Launched in San Francisco in 2007, Scribd is an Internet company that provides social publishing and reading services. Scribd converts documents into a Web format readable on Scribd.com. Scribd members can share documents across the web, mobile devices, and social platforms such as Facebook and Twitter.
From the beginning, Scribd used Amazon Web Services (AWS) to store and process the documents uploaded to its site. Jared Friedman, co-founder of Scribd states, “It was by far the easiest way to scale our web storage to meet customer demand.” Scribd uses Amazon Simple Storage Service (Amazon S3) to host original and converted document assets, Amazon Elastic Compute Cloud (Amazon EC2) to convert the documents to Web-readable HTML, and the AWS SDK for Ruby.
Why Amazon Web Services
“We talked with an account manager at AWS, who listened to our business problem and helped us design a large batch job using Amazon EC2 Spot Instances,” says Friedman. Scribd runs a scalable grid of slave nodes that processes files, and a master node that controls them. The master node scales the grid in response to changing demand, and can purchase On-Demand or Spot Instances, depending on the time sensitivity of requests. Scribd estimates that it saved 63%, or $10,500, by using Spot Instances for the batch conversion instead of On-Demand Instances for this particular job.
Scribd used up to 2,000 Spot Instances at a time to run the batch-processing job. “We only had to write a couple of really small scripts," says Friedman. “We were able to move from On-Demand to Spot Instances in a couple of hours, coffee breaks included."
The team called on AWS Support when they ran into issues mid-way through the process because of software overload on the instances. “Helpful technical people looked through our account data, explained the issue, and helped us understand how to fix it,” says Friedman. “Thanks to AWS, we were able to get the job done, ahead of time and under budget—at an amazingly low cost.”

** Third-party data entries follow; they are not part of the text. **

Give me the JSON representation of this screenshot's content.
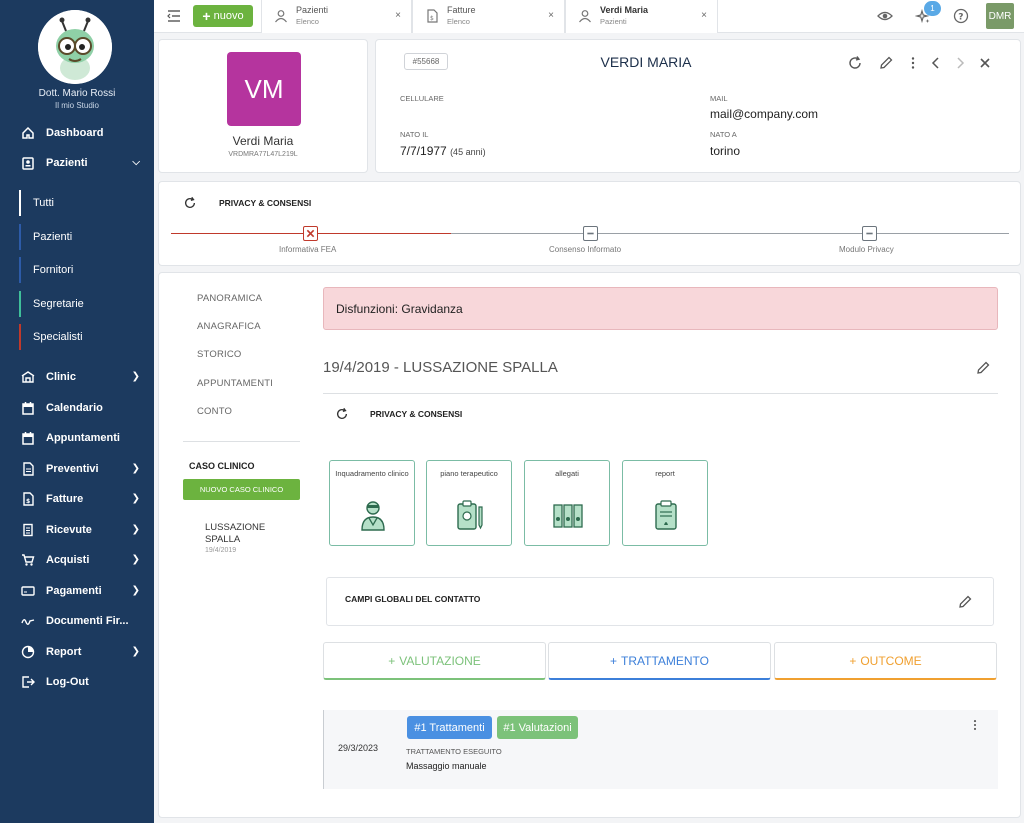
{
  "sidebar": {
    "user_name": "Dott. Mario Rossi",
    "studio_name": "Il mio Studio",
    "nav": [
      {
        "label": "Dashboard",
        "icon": "home-icon"
      },
      {
        "label": "Pazienti",
        "icon": "patients-icon"
      },
      {
        "label": "Clinic",
        "icon": "clinic-icon"
      },
      {
        "label": "Calendario",
        "icon": "calendar-icon"
      },
      {
        "label": "Appuntamenti",
        "icon": "appointments-icon"
      },
      {
        "label": "Preventivi",
        "icon": "estimate-icon"
      },
      {
        "label": "Fatture",
        "icon": "invoice-icon"
      },
      {
        "label": "Ricevute",
        "icon": "receipt-icon"
      },
      {
        "label": "Acquisti",
        "icon": "cart-icon"
      },
      {
        "label": "Pagamenti",
        "icon": "payment-icon"
      },
      {
        "label": "Documenti Fir...",
        "icon": "signature-icon"
      },
      {
        "label": "Report",
        "icon": "report-icon"
      },
      {
        "label": "Log-Out",
        "icon": "logout-icon"
      }
    ],
    "sub": [
      {
        "label": "Tutti",
        "color": "#ffffff"
      },
      {
        "label": "Pazienti",
        "color": "#2d5ba8"
      },
      {
        "label": "Fornitori",
        "color": "#2d5ba8"
      },
      {
        "label": "Segretarie",
        "color": "#3fbf9a"
      },
      {
        "label": "Specialisti",
        "color": "#c0392b"
      }
    ]
  },
  "topbar": {
    "new_label": "nuovo",
    "tabs": [
      {
        "title": "Pazienti",
        "sub": "Elenco",
        "icon": "user-icon"
      },
      {
        "title": "Fatture",
        "sub": "Elenco",
        "icon": "invoice-icon"
      },
      {
        "title": "Verdi Maria",
        "sub": "Pazienti",
        "icon": "user-icon"
      }
    ],
    "close_glyph": "×",
    "notif_count": "1",
    "user_initials": "DMR"
  },
  "patient": {
    "initials": "VM",
    "name": "Verdi Maria",
    "cf": "VRDMRA77L47L219L",
    "id": "#55668",
    "title": "VERDI MARIA",
    "cellulare_label": "CELLULARE",
    "mail_label": "MAIL",
    "mail": "mail@company.com",
    "nato_il_label": "NATO IL",
    "nato_il": "7/7/1977",
    "age": "(45 anni)",
    "nato_a_label": "NATO A",
    "nato_a": "torino"
  },
  "privacy": {
    "title": "PRIVACY & CONSENSI",
    "steps": [
      "Informativa FEA",
      "Consenso Informato",
      "Modulo Privacy"
    ]
  },
  "detail": {
    "menu": [
      "PANORAMICA",
      "ANAGRAFICA",
      "STORICO",
      "APPUNTAMENTI",
      "CONTO"
    ],
    "case_label": "CASO CLINICO",
    "new_case": "NUOVO CASO CLINICO",
    "case_item_title": "LUSSAZIONE SPALLA",
    "case_item_date": "19/4/2019",
    "alert": "Disfunzioni: Gravidanza",
    "case_title": "19/4/2019 - LUSSAZIONE SPALLA",
    "privacy_title": "PRIVACY & CONSENSI",
    "tiles": [
      {
        "label": "Inquadramento clinico",
        "icon": "doctor-icon"
      },
      {
        "label": "piano terapeutico",
        "icon": "therapy-plan-icon"
      },
      {
        "label": "allegati",
        "icon": "attachments-icon"
      },
      {
        "label": "report",
        "icon": "report-clipboard-icon"
      }
    ],
    "global_fields": "CAMPI GLOBALI DEL CONTATTO",
    "actions": [
      {
        "label": "VALUTAZIONE",
        "color": "#7cc27a"
      },
      {
        "label": "TRATTAMENTO",
        "color": "#3c7fd9"
      },
      {
        "label": "OUTCOME",
        "color": "#f0a030"
      }
    ],
    "plus": "+",
    "entry": {
      "date": "29/3/2023",
      "pill_trattamenti": "#1 Trattamenti",
      "pill_valutazioni": "#1 Valutazioni",
      "type": "TRATTAMENTO ESEGUITO",
      "desc": "Massaggio manuale"
    }
  }
}
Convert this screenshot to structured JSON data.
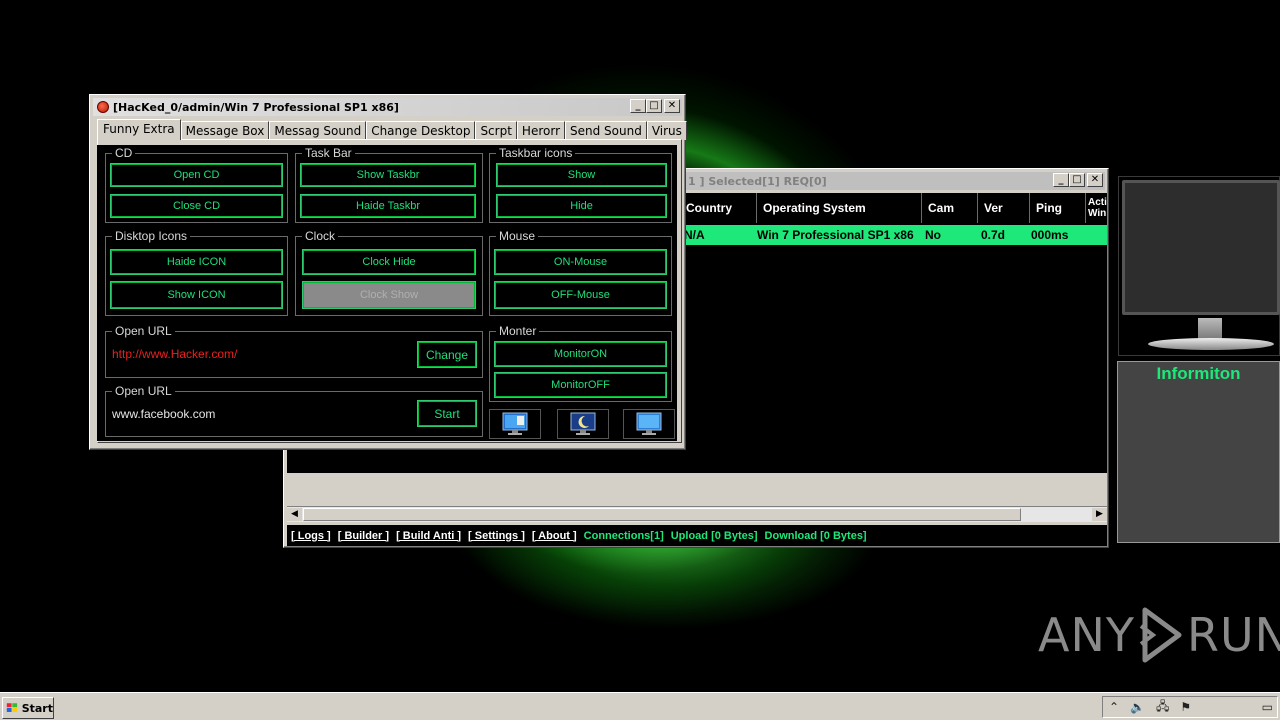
{
  "controller": {
    "title": "[HacKed_0/admin/Win 7 Professional SP1 x86]",
    "tabs": [
      "Funny Extra",
      "Message Box",
      "Messag Sound",
      "Change Desktop",
      "Scrpt",
      "Herorr",
      "Send Sound",
      "Virus"
    ],
    "groups": {
      "cd": {
        "label": "CD",
        "open": "Open CD",
        "close": "Close CD"
      },
      "taskbar": {
        "label": "Task Bar",
        "show": "Show Taskbr",
        "hide": "Haide Taskbr"
      },
      "taskbar_icons": {
        "label": "Taskbar icons",
        "show": "Show",
        "hide": "Hide"
      },
      "desktop_icons": {
        "label": "Disktop  Icons",
        "hide": "Haide ICON",
        "show": "Show ICON"
      },
      "clock": {
        "label": "Clock",
        "hide": "Clock Hide",
        "show": "Clock Show"
      },
      "mouse": {
        "label": "Mouse",
        "on": "ON-Mouse",
        "off": "OFF-Mouse"
      },
      "open_url_1": {
        "label": "Open URL",
        "url": "http://www.Hacker.com/",
        "button": "Change"
      },
      "open_url_2": {
        "label": "Open URL",
        "url": "www.facebook.com",
        "button": "Start"
      },
      "monitor": {
        "label": "Monter",
        "on": "MonitorON",
        "off": "MonitorOFF"
      }
    },
    "icons": [
      "screen-settings-icon",
      "sleep-moon-icon",
      "monitor-screen-icon"
    ]
  },
  "server": {
    "title": "1 ]    Selected[1] REQ[0]",
    "columns": [
      "Country",
      "Operating System",
      "Cam",
      "Ver",
      "Ping",
      "Acti Win"
    ],
    "rows": [
      {
        "country": "N/A",
        "os": "Win 7 Professional SP1 x86",
        "cam": "No",
        "ver": "0.7d",
        "ping": "000ms",
        "active": ""
      }
    ],
    "status": {
      "links": [
        "[ Logs ]",
        "[ Builder ]",
        "[ Build Anti ]",
        "[ Settings ]",
        "[ About ]"
      ],
      "connections": "Connections[1]",
      "upload": "Upload [0 Bytes]",
      "download": "Download [0 Bytes]"
    }
  },
  "side_panel": {
    "title": "Informiton"
  },
  "taskbar": {
    "start_label": "Start"
  },
  "watermark": {
    "text_left": "ANY",
    "text_right": "RUN"
  },
  "colors": {
    "accent_green": "#1ee87a",
    "url_red": "#e82020"
  }
}
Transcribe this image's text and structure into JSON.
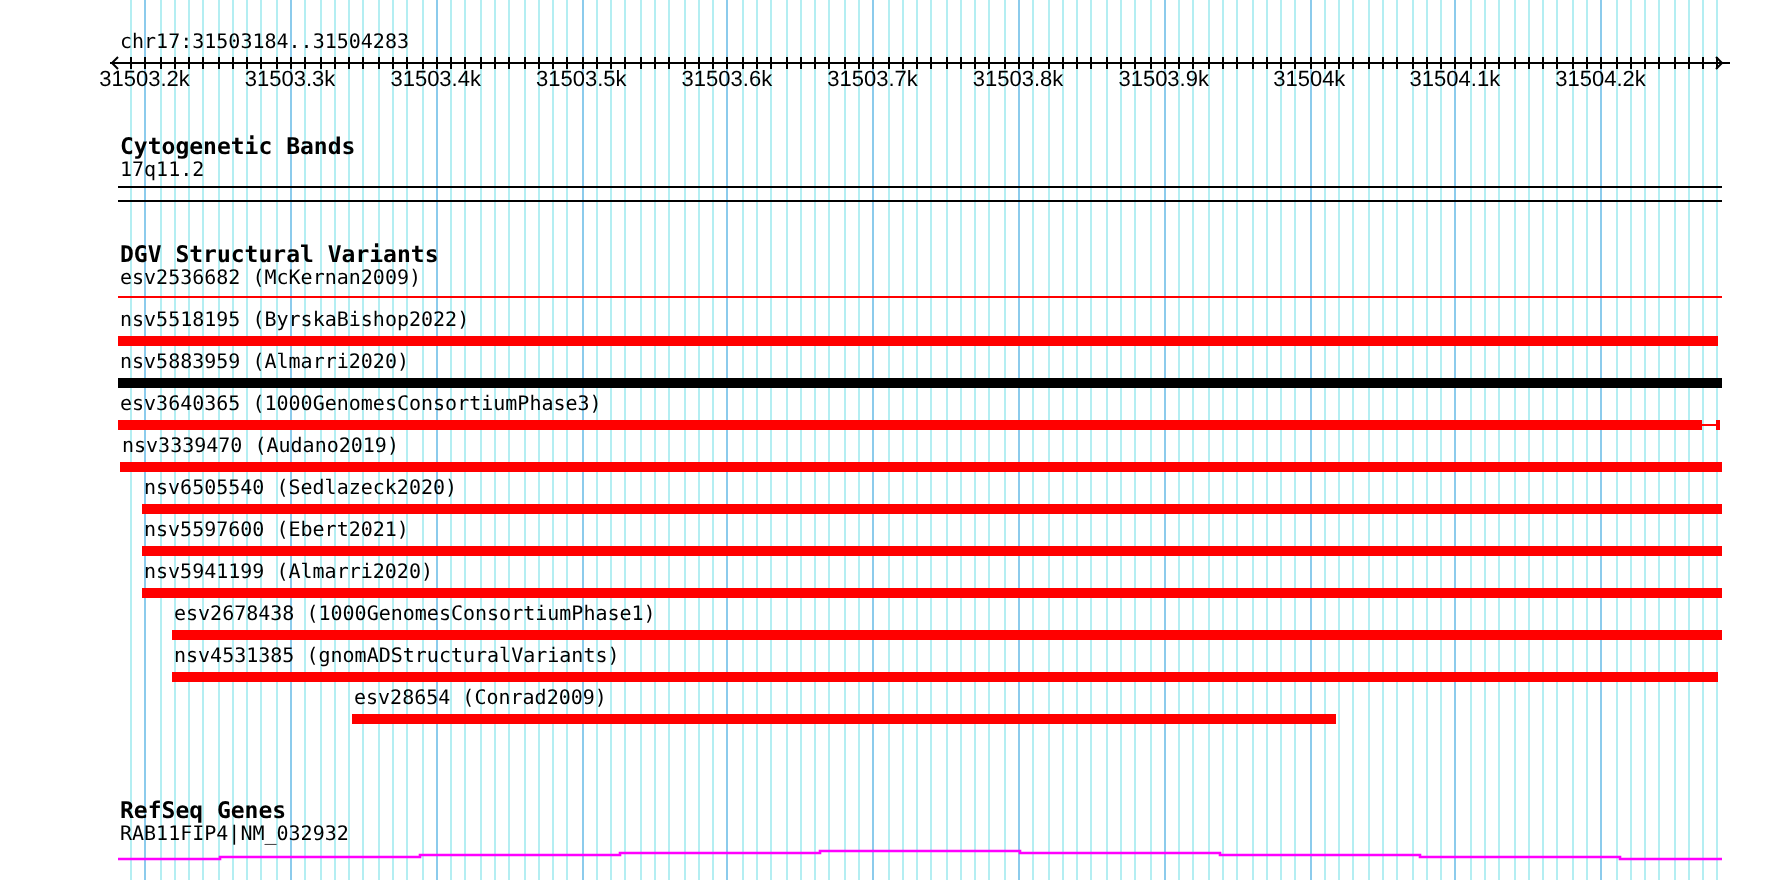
{
  "location": "chr17:31503184..31504283",
  "ruler": {
    "ticks": [
      "31503.2k",
      "31503.3k",
      "31503.4k",
      "31503.5k",
      "31503.6k",
      "31503.7k",
      "31503.8k",
      "31503.9k",
      "31504k",
      "31504.1k",
      "31504.2k"
    ]
  },
  "tracks": [
    {
      "title": "Cytogenetic Bands",
      "kind": "bands",
      "features": [
        {
          "label": "17q11.2"
        }
      ]
    },
    {
      "title": "DGV Structural Variants",
      "kind": "variants",
      "features": [
        {
          "label": "esv2536682 (McKernan2009)",
          "kind": "line",
          "color": "#ff0000"
        },
        {
          "label": "nsv5518195 (ByrskaBishop2022)",
          "kind": "bar",
          "color": "#ff0000"
        },
        {
          "label": "nsv5883959 (Almarri2020)",
          "kind": "bar",
          "color": "#000000"
        },
        {
          "label": "esv3640365 (1000GenomesConsortiumPhase3)",
          "kind": "tail",
          "color": "#ff0000"
        },
        {
          "label": "nsv3339470 (Audano2019)",
          "kind": "bar",
          "color": "#ff0000"
        },
        {
          "label": "nsv6505540 (Sedlazeck2020)",
          "kind": "bar",
          "color": "#ff0000"
        },
        {
          "label": "nsv5597600 (Ebert2021)",
          "kind": "bar",
          "color": "#ff0000"
        },
        {
          "label": "nsv5941199 (Almarri2020)",
          "kind": "bar",
          "color": "#ff0000"
        },
        {
          "label": "esv2678438 (1000GenomesConsortiumPhase1)",
          "kind": "bar",
          "color": "#ff0000"
        },
        {
          "label": "nsv4531385 (gnomADStructuralVariants)",
          "kind": "bar",
          "color": "#ff0000"
        },
        {
          "label": "esv28654 (Conrad2009)",
          "kind": "bar",
          "color": "#ff0000"
        }
      ]
    },
    {
      "title": "RefSeq Genes",
      "kind": "genes",
      "features": [
        {
          "label": "RAB11FIP4|NM_032932"
        }
      ]
    }
  ]
}
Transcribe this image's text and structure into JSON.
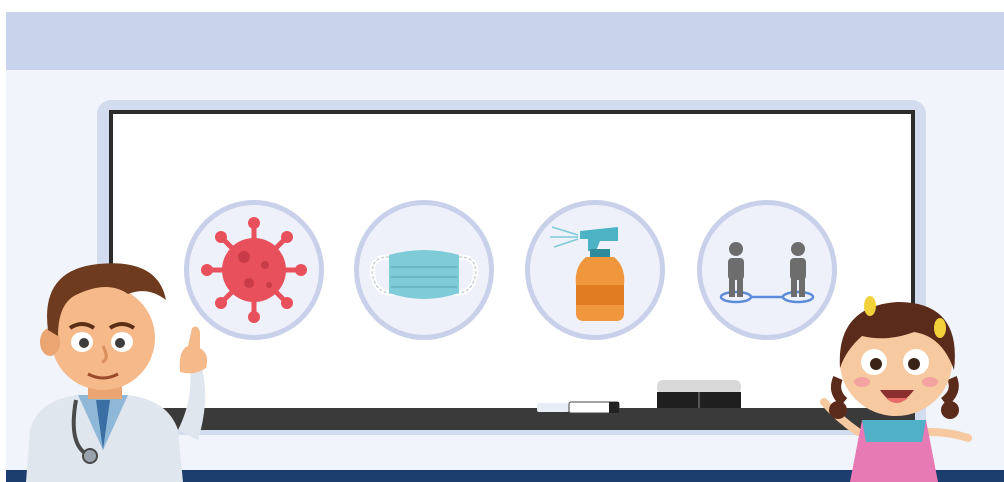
{
  "scene": {
    "icons": [
      {
        "name": "virus-icon"
      },
      {
        "name": "face-mask-icon"
      },
      {
        "name": "spray-bottle-icon"
      },
      {
        "name": "social-distance-icon"
      }
    ],
    "characters": [
      "doctor",
      "girl"
    ],
    "colors": {
      "top_band": "#c9d3eb",
      "wall": "#f1f4fb",
      "floor": "#1b3e6e",
      "board_frame": "#d3dbef",
      "virus": "#e8505b",
      "mask": "#7fcbd8",
      "bottle": "#f0963c",
      "person": "#6d6d6d",
      "distance_ring": "#5b8bd9"
    }
  }
}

In the future, Scribd plans to make greater use of Spot Instances, which Friedman describes as a great way to save money on Amazon EC2. He continues, “AWS has supported our business for five years, allowing us to easily handle our millions of users.” With the recent release of Amazon Glacier, Scribd quickly took advantage of the low-cost and durable storage service to backup all of their data on Amazon Glacier, including files that previously had no backups. Scribd found Amazon Glacier particularly helpful for database snapshots and log files. Friedman comments, “Amazon Glacier's extremely low prices have made it economically viable for us to do far more comprehensive backups than we were previously able to do.”